1st Gen Humidor Controller (2018)

The Idea

Recently, my bud Vic mentioned that he was having trouble controlling the humidity in his cigar humidor. He had an electric fan over a bowl of water to circulate humidity, but he would have to remember to turn it on or off. Forgetting to turn off the fan meant soggy cigars (perhaps an exaggeration).

So I opened my big yapper and said it would be trivial to automate the fan control. Well, it wasn’t exactly trivial, but was a rather straightforward Arduino design. Nevertheless, perhaps the resulting design will help others.

The Design

Vic’s got a bad-ass humidor. It’s got two separate levels and holds many hundred cigars. So we decided it would be best to control the humidity separately in the two levels.

I had on hand a DHT22 humidity/temperature sensor, and most of the required parts. So I downloaded the Adafruit sensor libraries here and here. The second library is specific to the DHT22, but the first library is required too.

Within a few minutes, I had the sensor hooked up and was reading data from it.
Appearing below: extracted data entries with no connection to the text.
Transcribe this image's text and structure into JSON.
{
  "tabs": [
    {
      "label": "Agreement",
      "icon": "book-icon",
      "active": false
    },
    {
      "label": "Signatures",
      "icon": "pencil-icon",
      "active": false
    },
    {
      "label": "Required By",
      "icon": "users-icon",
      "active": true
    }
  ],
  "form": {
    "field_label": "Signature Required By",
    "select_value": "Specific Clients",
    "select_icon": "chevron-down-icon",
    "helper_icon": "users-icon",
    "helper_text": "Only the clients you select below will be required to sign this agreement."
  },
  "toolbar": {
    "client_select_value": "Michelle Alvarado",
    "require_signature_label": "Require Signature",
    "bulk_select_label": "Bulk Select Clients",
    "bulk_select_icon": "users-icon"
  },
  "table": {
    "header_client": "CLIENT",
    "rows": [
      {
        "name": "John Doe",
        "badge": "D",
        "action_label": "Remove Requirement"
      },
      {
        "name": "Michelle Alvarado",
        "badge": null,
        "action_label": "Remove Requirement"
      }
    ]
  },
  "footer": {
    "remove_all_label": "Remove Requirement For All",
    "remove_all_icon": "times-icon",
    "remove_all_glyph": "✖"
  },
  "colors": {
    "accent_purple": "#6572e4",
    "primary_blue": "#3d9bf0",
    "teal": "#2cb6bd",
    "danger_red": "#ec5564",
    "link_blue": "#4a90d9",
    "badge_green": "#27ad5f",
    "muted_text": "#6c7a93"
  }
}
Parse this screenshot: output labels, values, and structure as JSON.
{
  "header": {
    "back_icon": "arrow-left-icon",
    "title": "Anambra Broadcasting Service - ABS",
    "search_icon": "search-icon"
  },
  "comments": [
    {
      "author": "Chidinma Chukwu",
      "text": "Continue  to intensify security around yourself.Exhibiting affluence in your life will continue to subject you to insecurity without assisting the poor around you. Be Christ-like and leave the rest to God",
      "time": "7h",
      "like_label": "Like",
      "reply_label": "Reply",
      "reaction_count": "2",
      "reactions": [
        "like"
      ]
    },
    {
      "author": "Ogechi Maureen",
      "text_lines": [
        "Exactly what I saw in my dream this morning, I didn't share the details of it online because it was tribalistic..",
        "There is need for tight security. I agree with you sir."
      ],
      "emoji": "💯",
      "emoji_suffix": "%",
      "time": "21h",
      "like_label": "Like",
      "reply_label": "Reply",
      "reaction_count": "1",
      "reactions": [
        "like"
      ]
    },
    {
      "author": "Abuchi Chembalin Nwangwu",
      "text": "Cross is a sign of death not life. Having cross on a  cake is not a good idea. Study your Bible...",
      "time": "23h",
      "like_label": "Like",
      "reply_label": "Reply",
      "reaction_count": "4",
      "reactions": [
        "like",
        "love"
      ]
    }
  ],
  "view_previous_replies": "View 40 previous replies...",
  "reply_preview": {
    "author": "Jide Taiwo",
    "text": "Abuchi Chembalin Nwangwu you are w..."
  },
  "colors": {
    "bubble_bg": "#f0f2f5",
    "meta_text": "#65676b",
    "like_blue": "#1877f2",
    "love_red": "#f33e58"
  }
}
Easy.

I wanted the unit to be compact, so I chose this small OLED display. These are cheap and look great. They use a I2C interface, so easily connect to the Arduino.

I drive the fans with a couple of 50n06 MOSFETs; overkill for this low-current application, but I had them on hand.

The rest is pretty straightfoward. I put it in a little clear Hammond box (part number 1591CTCL) that I got from Digikey. I love these little boxes – I like to see the guts of the project and don’t need to cut a hole for the display.

The Schematic

The schematic is a bit scrappy, but it gets the idea across.

And here is the Eagle file: humidor_controller

The Code

Here is the source code, in Arduino archive format (zipped too).

humidor_controller-170905a

A Few More Pictures

Note that it was hard to get a good photo of the OLED display because it is constantly scanning, so aliasing showed up on the rolling-readout camera. The last photo was taken with a long integration time which helped. The display actually looks remarkably crisp in real life!

By the way, check out those sweet pushbuttons. They each have an annular LED that lights when each fan is powered. These are about two bucks a piece from China (seach Ebay for “Green LED Lamp SPST 12mm Panel Mount Momentary Metal Pushbutton Switch T1”).